Der nach der Wende mit Wurzeln im tiefen Westen seinen Dienst einige Jahre in Hasselfelde als Pfarrer tätige Olaf Schäper konnte neben eigenen Eindrücken auch viele Aspekte aus Sicht der Bürgerinnen und Bürger schildern, wie diese die Wende und die strukturellen Veränderungen erlebt, durchlebt und verkraftet haben. Insbesondere sein Blick auf die Regionen der ehemaligen DDR, die nunmehr zur Landeskirche in Braunschweig gehören, war analysierend-kritisch und gab viele Impulse, die zum Nachdenken anregten.
Die von Pf. Frank Ahlgrim und Pfn. Sonja Achak moderierte Auftaktveranstaltung war so lebendig, vielfältig und nachdenkenswert, dass man sie inhaltlich hier in einem redaktionellen Beitrag kaum wiedergeben kann.
Pf.

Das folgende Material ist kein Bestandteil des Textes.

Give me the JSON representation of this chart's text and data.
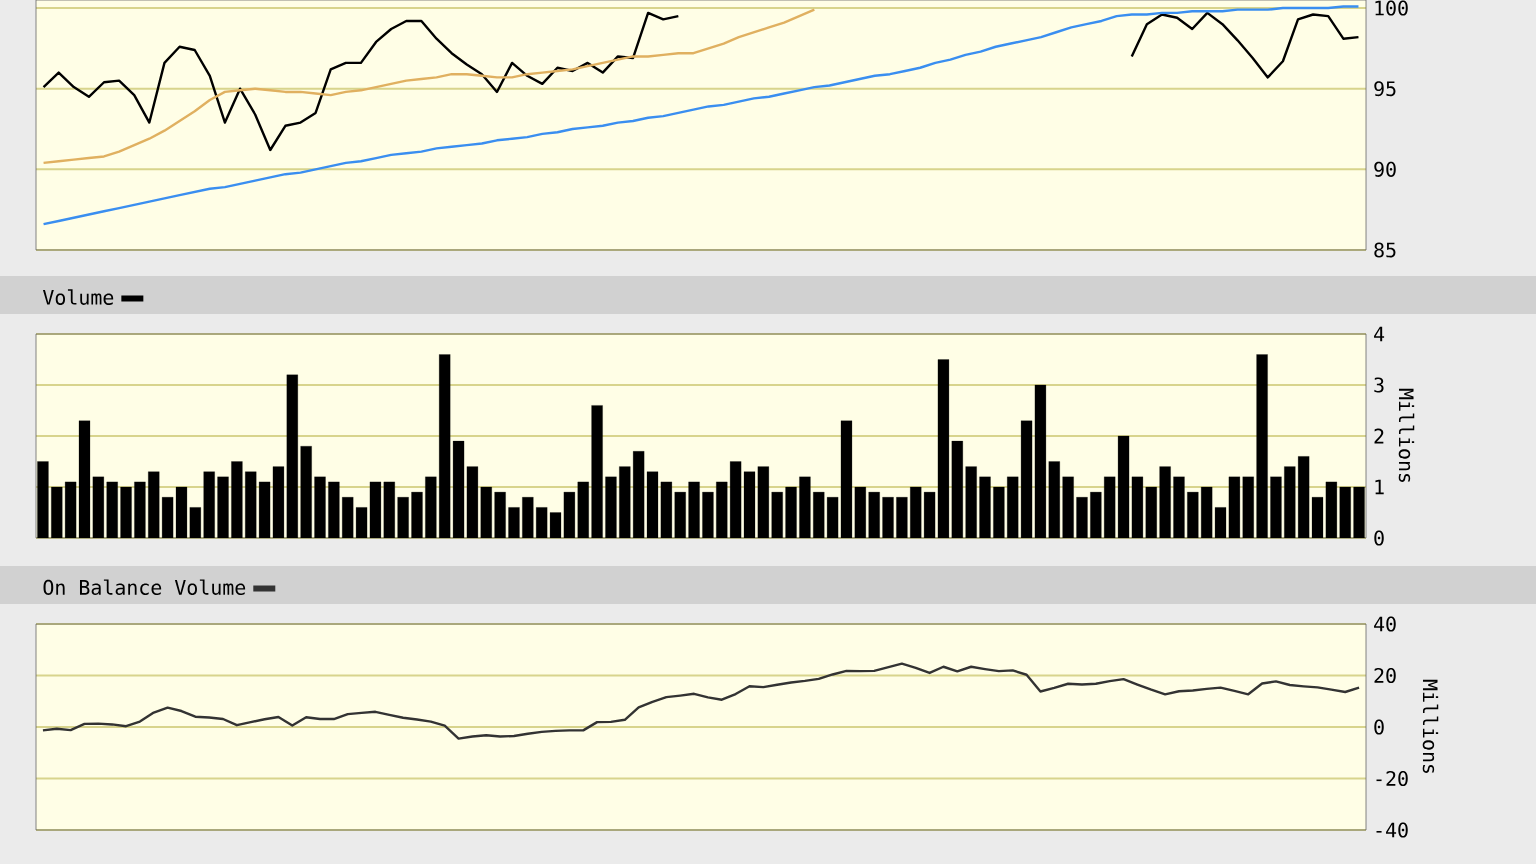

Daniel Maibom, der die Begrüßung und den Abendsegen übernommen hatte lud alle ein, sich in den kommenden Wochen in den Gottesdiensten der Predigtreihe auf die dann thematisierten Aspekten „Enttäuschung und Hoffnung“, „Dankbarkeit“, „Versöhnung – Sind wir eins?“ und „Der Gott der Freiheit und das Murren des Volkes“ einzulassen.
Der gemeinsame Abschlussgottesdienst der Predigtreihe ist am Sonntag, dem 23. Februar 2020 um 17 Uhr in der Hornburger Kirche.
Die Termine der Gottesdienste sind den in den Kirchen ausliegenden und auf der Website zum Download bereit gestellten Flyern (sowie selbstverständlich der Printversion des Gemeindebriefes Kirche.Wir) zu entnehmen.